Une telle distinction, entre des personnes venues pour le culte et celles venues pour la culture, est courante. L’exemple de Paul Claudel montre bien comment la culture est cependant une voie d’accès à Dieu. Dans son cas, ce fut la musique. Samuel Pickel, organiste qu’Aleteia a questionné pour la place de l’orgue dans la liturgie n’a pas dit autre chose : "La musique sacrée, j’en suis convaincu, est un magnifique moyen d’évangélisation. Elle a en tout cas été pour moi un moyen de me rapprocher du Christ". La musique pour certains, et pour d’autres un grand tableau de la Nativité, les reflets de la lumière à travers les rosaces, la pureté architecturale, les odeurs d’encens ou la noble simplicité de la liturgie.
Pas une œuvre d’art
Le communiqué du diocèse de Paris en réponse à Rachida Dati, le 24 octobre, rappelle ainsi qu’ "à Notre-Dame, pèlerins et visiteurs n’ont jamais été distingués" et qu’une séparation, compliquée au plan pratique, "priverait pèlerins et visiteurs de la communion entre tous qui est l’essence même du lieu et les empêcherait de fait de faire l’expérience globale du monument et de son infinie beauté". La cathédrale n’a été construite par volonté de faire une œuvre d’art semble dire le diocèse, mais pour que tous soient reçus par l’Église de la part de Dieu : "accueillir de façon inconditionnelle et donc nécessairement gratuite tout homme et toute femme, indépendamment de sa religion ou de sa croyance, de ses opinions et de ses moyens financiers."
C’est d’abord pour faire au Christ présent dans l’eucharistie un écrin que les tailleurs de pierre et autres artisans se sont donnés sans compter. Les archevêques de Paris n’ont cessé de le rappeler depuis l’incendie d’avril 2019, et l’ont manifesté concrètement en allant régulièrement dans la cathédrale pour y célébrer un office. Symboliquement, Mgr Aupetit a même dit la messe, un casque de chantier sur la tête, le 15 juin 2019 pour la solennité de la Dédicace. Plus fondamentalement, donc, c’est bien le culte de Dieu qui a engendré la culture, comme la proximité étymologique le laisse deviner.
La recherche de Dieu
Venu en septembre 2008 à Paris pour l’inauguration du Collège des Bernardins, Benoît XVI y a prononcé un discours qui a fait date. Le Pape y démontrait magistralement, en partant de l’édifice cistercien qui l’accueillait, que la culture européenne qui fait la fierté des peuples n’a pas d’autre origine que la recherche de Dieu des moines médiévaux.

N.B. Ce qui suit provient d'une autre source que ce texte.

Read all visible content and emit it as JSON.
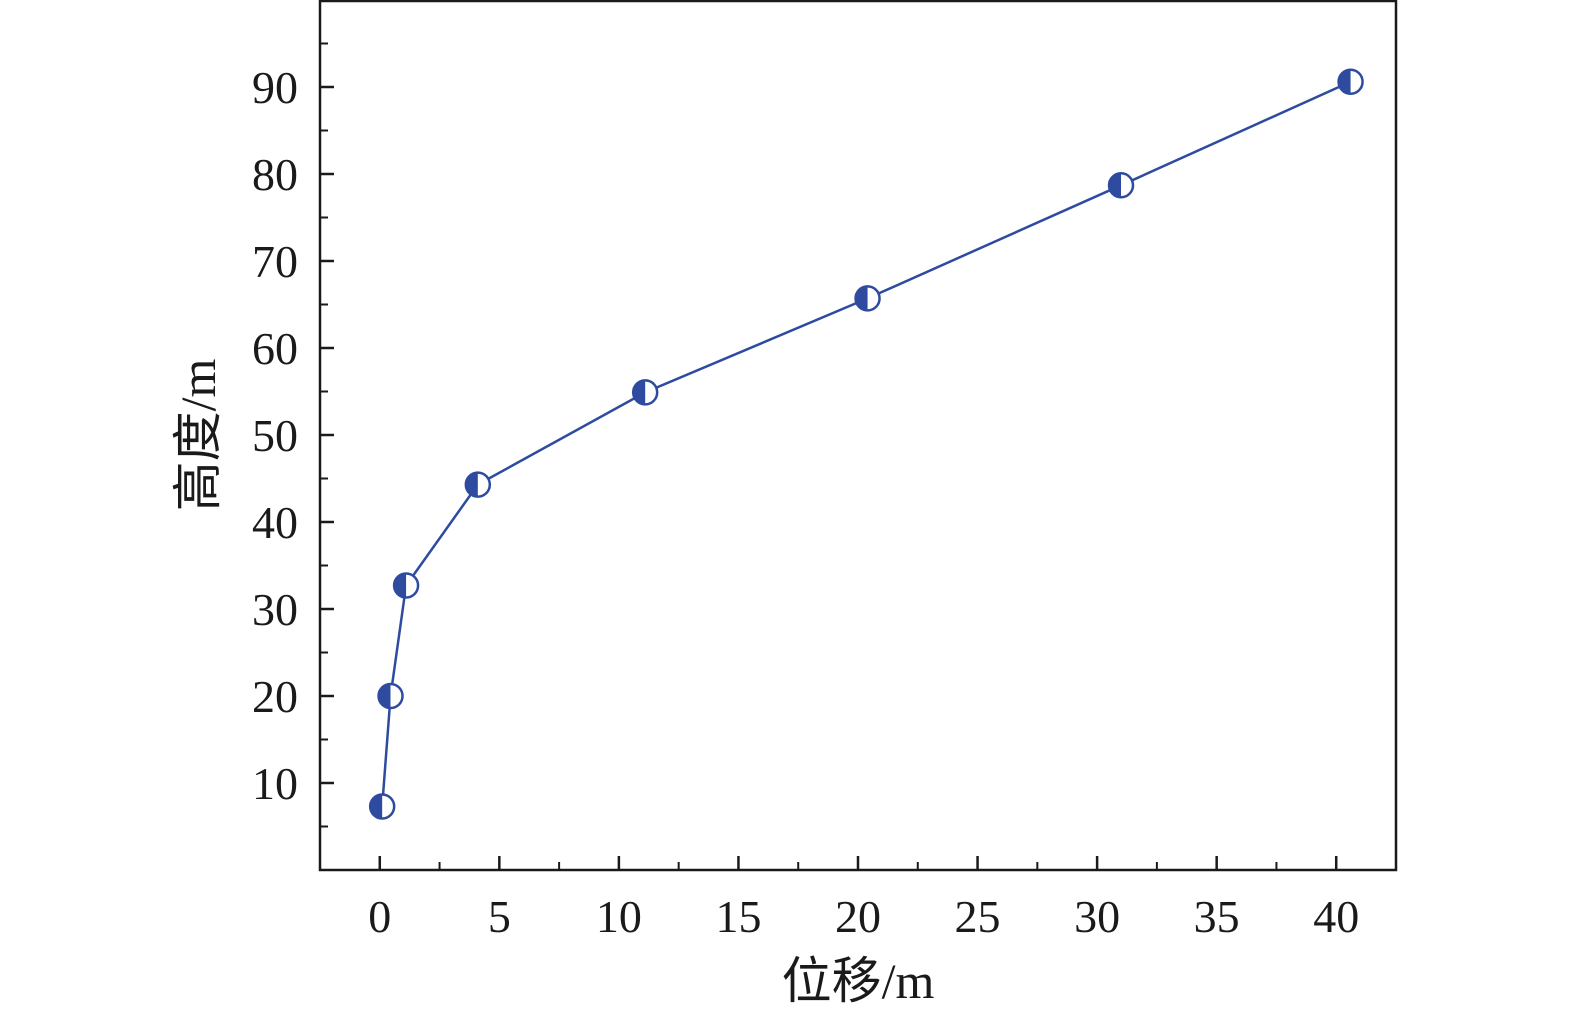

C’est la prière et le travail – les deux piliers de la Règle de saint Benoît – qui ont eu pour effet (était-il seulement recherché ?) de produire une telle civilisation : "Ce qui a fondé la culture de l’Europe, la recherche de Dieu et la disponibilité à l’écouter, demeure aujourd’hui encore le fondement de toute culture véritable." Distinguer le fidèle et le touriste, le culte et la culture, revient ainsi à oublier la source de cette dernière : l’incarnation. Parce que Dieu a choisi de prendre la condition humaine, les choses de ce monde ont une grande dignité et peuvent même rendre visible ce qui demeure invisible. Et qui est pourtant la source du plus grand bonheur.